With an eye on pandemic-related research, NERSC staff have set up dedicated priority queues to run COVID-19-related research projects on a supercomputer. In one project, scientists at the Beckman Research Institute at the City of Hope are running molecular dynamic simulations that apply to a range of COVID-19 research areas. In particular, they are looking at the difference between the Chinese and Italian strains of the virus as well as potential antiviral treatments.

“It’s very challenging for everyone, it’s unprecedented,” said NERSC Division Director Sudip Dosanjh. “Our staff are very dedicated, and I think this also shows their passion for the science mission of NERSC, ESnet, and the laboratory.”

In fact, shelter-in-place policies across the country appear to be fostering even greater demands on the supercomputers at NERSC. With travel plans and conferences delayed or canceled, many of NERSC’s more than 7,000 users are spending their time at home but still want to advance their research by running projects on the center’s systems, Dosanjh surmised.

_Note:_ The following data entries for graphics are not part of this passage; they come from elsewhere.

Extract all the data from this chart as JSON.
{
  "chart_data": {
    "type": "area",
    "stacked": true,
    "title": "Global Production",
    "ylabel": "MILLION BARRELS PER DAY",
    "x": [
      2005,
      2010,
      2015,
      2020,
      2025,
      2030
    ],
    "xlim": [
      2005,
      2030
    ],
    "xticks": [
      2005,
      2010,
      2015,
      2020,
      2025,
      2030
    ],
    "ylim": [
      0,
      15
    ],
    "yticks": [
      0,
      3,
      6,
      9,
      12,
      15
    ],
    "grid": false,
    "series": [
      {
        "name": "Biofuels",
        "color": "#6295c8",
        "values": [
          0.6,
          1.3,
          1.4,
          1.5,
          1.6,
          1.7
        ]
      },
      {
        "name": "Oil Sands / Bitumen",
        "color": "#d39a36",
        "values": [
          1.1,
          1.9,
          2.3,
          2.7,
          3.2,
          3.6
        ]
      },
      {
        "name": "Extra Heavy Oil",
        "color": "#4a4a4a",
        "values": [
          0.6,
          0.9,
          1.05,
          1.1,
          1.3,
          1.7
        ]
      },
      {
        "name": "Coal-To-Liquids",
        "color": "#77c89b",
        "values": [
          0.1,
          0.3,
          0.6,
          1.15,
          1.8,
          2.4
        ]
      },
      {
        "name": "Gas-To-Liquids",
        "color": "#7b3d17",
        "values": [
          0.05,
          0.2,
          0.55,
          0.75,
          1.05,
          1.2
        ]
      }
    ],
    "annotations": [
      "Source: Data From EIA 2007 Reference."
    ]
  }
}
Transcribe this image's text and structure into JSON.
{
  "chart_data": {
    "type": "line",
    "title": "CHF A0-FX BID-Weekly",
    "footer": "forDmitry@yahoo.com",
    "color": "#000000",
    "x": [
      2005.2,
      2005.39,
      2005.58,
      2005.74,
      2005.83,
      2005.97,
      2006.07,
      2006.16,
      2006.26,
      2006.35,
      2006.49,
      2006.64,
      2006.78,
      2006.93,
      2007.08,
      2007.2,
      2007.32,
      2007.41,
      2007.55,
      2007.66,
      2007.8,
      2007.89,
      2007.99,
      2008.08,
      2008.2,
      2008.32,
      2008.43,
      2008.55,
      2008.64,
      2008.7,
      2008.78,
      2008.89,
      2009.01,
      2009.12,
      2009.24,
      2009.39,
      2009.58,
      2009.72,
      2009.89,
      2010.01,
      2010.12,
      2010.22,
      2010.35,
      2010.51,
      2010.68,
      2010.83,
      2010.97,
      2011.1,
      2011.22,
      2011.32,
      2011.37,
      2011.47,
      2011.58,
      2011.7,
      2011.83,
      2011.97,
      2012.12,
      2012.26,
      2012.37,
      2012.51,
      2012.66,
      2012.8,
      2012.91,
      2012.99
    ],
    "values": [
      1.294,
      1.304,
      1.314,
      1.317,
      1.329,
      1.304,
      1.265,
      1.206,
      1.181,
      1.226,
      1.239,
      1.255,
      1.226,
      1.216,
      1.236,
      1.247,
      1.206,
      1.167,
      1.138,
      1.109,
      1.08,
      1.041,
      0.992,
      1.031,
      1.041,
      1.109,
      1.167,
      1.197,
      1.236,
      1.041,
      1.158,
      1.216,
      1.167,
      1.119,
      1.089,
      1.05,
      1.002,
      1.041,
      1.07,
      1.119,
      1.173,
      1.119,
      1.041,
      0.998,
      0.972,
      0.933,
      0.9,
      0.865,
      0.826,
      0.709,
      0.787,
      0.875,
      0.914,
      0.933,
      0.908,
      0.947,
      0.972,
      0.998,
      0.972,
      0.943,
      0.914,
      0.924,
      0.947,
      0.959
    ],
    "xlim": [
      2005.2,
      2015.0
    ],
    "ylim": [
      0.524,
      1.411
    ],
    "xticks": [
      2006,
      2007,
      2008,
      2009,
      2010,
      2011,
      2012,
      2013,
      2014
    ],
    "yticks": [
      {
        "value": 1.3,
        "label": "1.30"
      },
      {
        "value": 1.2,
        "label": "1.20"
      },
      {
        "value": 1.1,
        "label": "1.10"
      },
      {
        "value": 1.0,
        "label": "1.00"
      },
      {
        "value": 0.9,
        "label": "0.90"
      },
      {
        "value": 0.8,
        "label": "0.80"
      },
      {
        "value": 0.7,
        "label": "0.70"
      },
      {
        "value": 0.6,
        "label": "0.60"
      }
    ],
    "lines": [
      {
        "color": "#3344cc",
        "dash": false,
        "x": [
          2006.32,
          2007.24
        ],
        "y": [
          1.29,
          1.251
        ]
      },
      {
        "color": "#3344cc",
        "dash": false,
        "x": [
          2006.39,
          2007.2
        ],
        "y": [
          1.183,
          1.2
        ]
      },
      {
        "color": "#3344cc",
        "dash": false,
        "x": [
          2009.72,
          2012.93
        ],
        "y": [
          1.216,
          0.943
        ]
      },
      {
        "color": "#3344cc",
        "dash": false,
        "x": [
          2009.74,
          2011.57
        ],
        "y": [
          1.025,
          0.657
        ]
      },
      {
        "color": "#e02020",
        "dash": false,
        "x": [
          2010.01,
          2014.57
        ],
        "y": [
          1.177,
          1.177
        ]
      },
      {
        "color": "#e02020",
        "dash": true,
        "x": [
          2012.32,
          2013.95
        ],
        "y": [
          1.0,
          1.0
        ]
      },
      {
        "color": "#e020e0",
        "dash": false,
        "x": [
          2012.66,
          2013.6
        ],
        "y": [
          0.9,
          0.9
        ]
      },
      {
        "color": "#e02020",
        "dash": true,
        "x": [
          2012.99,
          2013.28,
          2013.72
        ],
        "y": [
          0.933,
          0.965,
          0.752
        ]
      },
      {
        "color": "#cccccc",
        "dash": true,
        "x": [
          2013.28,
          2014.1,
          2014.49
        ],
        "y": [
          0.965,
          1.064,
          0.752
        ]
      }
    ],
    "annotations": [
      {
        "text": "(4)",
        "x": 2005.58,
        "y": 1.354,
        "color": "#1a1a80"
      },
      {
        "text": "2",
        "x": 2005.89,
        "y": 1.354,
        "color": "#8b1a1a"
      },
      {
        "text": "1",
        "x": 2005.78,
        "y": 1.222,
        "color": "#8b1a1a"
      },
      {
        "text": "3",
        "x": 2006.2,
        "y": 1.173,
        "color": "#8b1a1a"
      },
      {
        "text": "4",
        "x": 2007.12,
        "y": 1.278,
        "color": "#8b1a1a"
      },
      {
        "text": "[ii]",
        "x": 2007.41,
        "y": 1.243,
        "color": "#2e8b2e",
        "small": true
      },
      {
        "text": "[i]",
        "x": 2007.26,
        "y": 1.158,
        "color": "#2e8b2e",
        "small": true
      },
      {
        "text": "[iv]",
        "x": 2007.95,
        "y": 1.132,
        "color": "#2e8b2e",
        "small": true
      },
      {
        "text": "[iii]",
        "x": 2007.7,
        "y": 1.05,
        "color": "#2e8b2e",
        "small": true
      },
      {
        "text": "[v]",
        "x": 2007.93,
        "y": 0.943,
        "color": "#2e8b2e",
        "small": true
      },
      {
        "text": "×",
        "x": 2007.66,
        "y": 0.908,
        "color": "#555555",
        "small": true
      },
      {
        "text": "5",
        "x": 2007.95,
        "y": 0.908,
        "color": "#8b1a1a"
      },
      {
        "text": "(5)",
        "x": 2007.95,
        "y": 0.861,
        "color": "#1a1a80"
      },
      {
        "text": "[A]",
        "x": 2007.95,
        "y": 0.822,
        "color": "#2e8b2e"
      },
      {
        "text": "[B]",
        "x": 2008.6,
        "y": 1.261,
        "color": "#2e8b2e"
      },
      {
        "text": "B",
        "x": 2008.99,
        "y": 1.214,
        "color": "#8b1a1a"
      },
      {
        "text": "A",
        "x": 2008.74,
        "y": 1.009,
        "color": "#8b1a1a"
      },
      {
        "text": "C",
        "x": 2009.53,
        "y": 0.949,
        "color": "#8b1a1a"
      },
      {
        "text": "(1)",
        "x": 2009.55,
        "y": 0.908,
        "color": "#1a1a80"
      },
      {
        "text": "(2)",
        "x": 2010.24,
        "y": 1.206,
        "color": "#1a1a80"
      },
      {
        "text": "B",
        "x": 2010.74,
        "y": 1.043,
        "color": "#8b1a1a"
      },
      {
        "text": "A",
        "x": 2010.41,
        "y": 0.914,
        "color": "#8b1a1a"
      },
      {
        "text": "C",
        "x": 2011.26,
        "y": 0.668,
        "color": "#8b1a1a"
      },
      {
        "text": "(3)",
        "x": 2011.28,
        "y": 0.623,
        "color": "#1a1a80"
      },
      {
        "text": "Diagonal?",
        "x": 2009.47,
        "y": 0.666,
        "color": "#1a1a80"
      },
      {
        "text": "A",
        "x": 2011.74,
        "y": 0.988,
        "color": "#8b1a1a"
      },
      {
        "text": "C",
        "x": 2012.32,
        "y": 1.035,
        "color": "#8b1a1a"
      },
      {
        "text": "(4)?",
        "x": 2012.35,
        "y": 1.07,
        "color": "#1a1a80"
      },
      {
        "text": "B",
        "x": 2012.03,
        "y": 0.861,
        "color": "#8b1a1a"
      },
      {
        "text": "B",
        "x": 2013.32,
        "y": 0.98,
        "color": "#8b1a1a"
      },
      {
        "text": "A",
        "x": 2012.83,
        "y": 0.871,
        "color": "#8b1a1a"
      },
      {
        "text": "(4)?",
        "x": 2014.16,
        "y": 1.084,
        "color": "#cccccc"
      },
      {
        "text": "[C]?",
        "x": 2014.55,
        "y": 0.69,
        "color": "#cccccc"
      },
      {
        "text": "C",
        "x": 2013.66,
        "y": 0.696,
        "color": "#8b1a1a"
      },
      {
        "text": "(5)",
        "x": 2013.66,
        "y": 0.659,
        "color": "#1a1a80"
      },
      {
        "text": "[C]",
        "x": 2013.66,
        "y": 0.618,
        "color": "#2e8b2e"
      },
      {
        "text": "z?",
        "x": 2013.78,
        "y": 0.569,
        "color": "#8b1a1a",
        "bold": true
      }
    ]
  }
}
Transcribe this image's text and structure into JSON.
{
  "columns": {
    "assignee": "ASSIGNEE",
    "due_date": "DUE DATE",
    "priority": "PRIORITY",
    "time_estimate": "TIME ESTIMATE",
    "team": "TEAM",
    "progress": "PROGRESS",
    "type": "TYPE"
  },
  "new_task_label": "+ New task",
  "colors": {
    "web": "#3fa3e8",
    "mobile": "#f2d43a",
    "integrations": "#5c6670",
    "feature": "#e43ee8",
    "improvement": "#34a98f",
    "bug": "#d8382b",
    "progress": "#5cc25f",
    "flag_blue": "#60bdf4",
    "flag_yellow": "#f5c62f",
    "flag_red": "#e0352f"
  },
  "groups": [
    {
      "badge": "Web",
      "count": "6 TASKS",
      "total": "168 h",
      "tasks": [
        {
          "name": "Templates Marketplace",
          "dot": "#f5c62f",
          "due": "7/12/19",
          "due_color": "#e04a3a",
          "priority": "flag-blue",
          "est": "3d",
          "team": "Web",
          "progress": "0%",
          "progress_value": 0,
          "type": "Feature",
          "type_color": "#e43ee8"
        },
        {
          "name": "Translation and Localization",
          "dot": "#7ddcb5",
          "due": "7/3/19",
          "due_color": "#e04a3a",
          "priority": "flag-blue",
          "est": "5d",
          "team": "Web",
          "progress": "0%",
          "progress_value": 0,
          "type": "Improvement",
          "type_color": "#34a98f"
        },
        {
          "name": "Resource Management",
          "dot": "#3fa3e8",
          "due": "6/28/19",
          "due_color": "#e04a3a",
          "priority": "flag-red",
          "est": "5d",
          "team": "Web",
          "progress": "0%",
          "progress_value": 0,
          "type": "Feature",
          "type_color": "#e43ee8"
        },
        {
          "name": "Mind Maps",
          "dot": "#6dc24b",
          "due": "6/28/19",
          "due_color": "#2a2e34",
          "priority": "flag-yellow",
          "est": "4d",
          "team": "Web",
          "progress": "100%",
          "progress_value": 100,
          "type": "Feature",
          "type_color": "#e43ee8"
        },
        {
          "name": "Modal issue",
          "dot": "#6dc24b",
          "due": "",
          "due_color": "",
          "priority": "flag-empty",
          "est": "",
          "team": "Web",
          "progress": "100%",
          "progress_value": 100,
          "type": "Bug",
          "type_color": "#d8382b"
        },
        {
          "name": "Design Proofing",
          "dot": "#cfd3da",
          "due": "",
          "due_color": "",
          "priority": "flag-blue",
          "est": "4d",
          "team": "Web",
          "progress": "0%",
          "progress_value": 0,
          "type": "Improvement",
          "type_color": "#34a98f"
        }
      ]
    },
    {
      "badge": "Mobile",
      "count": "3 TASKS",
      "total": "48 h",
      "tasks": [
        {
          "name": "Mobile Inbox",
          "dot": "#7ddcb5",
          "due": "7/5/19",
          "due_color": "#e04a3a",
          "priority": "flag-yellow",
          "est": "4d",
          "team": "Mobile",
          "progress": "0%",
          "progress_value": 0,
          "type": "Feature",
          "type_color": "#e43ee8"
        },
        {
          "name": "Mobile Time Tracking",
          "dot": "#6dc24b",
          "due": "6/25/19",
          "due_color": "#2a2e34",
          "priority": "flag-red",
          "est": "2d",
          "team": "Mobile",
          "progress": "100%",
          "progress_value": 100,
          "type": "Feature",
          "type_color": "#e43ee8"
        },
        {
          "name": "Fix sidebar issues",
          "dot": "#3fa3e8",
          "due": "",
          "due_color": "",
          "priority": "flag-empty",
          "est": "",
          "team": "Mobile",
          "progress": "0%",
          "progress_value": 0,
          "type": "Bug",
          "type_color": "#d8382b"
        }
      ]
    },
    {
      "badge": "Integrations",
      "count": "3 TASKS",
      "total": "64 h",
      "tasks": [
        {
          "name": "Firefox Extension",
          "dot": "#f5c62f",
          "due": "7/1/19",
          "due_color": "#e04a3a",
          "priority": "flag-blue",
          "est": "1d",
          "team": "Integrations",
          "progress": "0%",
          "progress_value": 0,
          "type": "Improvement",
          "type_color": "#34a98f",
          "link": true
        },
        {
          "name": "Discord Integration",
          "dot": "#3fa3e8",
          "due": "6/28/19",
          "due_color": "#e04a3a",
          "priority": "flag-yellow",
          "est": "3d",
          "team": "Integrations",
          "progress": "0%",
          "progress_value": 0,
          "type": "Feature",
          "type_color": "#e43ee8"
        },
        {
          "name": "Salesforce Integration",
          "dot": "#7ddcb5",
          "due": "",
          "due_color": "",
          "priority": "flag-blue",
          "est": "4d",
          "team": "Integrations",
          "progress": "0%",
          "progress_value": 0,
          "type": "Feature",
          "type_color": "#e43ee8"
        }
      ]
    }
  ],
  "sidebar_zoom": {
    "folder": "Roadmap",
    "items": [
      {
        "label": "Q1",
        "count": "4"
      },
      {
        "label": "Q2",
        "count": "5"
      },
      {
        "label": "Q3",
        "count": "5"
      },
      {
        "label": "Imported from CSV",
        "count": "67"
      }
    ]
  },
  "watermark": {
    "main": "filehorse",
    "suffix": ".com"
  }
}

“Thanks to the dedicated efforts of NERSC personnel to keep computing systems running and supporting users’ requests, our ‘computing lab’ (NERSC) remains open and operational at full capacity,” said Manos Mavrikakis, a NERSC user and distinguished professor at the University of Wisconsin-Madison whose work focuses on understanding catalytic process principles and the discovery of new materials that would enable more efficient energy production. “As a result, we have been able to continue pursuing our research on catalytic reaction mechanisms, pretty much at the same pace as before coronavirus dominated everybody’s lifestyle. We are enormously grateful to NERSC personnel for an excellent job under highly stressful conditions.”

“We recognize the importance of that and are seeing that the utilization of Cori, our primary computer, is at 97 percent, an all-time high,” Dosanjh said. “A lot of other people can’t do their work unless we do our job, and I couldn’t be more proud of our staff.”

Cori, a Cray XC40 supercomputer able to perform nearly 30 quadrillion calculations per second, is used to create detailed models of scientific problems and analyze massive amounts of data from experimental facilities operated by DOE.

ESnet provides the critical high-bandwidth connection between tens of thousands of researchers at national labs, universities, user facilities and supercomputer centers like NERSC. ESnet operates a dedicated multi-100-gigabits-per-second network that crisscrosses the country and has four similar links crossing the Atlantic Ocean for collaborations in Europe. Almost all network traffic passing to and from DOE laboratories traverses the network.

Although ESnet’s operations center is in Berkeley, about 40 percent of the staff live in other states across four time zones and are used to working offsite. The network operates 24 hours a day, 365 days a year, enabling scientists to seamlessly access data portals, transfer massive research data sets, and tap into remote scientific instruments — all in real-time from anywhere.

The dispersed staff are both closer to other facilities and bring different perspectives to solving network issues, said Tony Ferrelli, head of ESnet’s Network Engineering and Operations Team. With so many people across the country working from home, ESnet has seen a blip in traffic moving onto the network, Ferrelli said, but there is still bandwidth to spare. One interesting note is that with more people working from home, they are finding that their home network connections are much slower than expected, which is compounded by increased demand, Ferrelli said.

Network staff is also on hand to help researchers should they need help to manage the large datasets that are typical of DOE science, ESnet Director Inder Monga said.

“It’s all about the people – those of us whose job is to provide these resources and those who tap into them to support our nation’s scientific leadership,” Monga said. “With all these efforts, science is proceeding as usual.”

By connecting with other research and education networks, ESnet is providing a critical link for scientists and consortium members like those from COVID-19 High Performance Computing Consortium with DOE supercomputer centers, thereby supporting research efforts into the COVID-19 pandemic.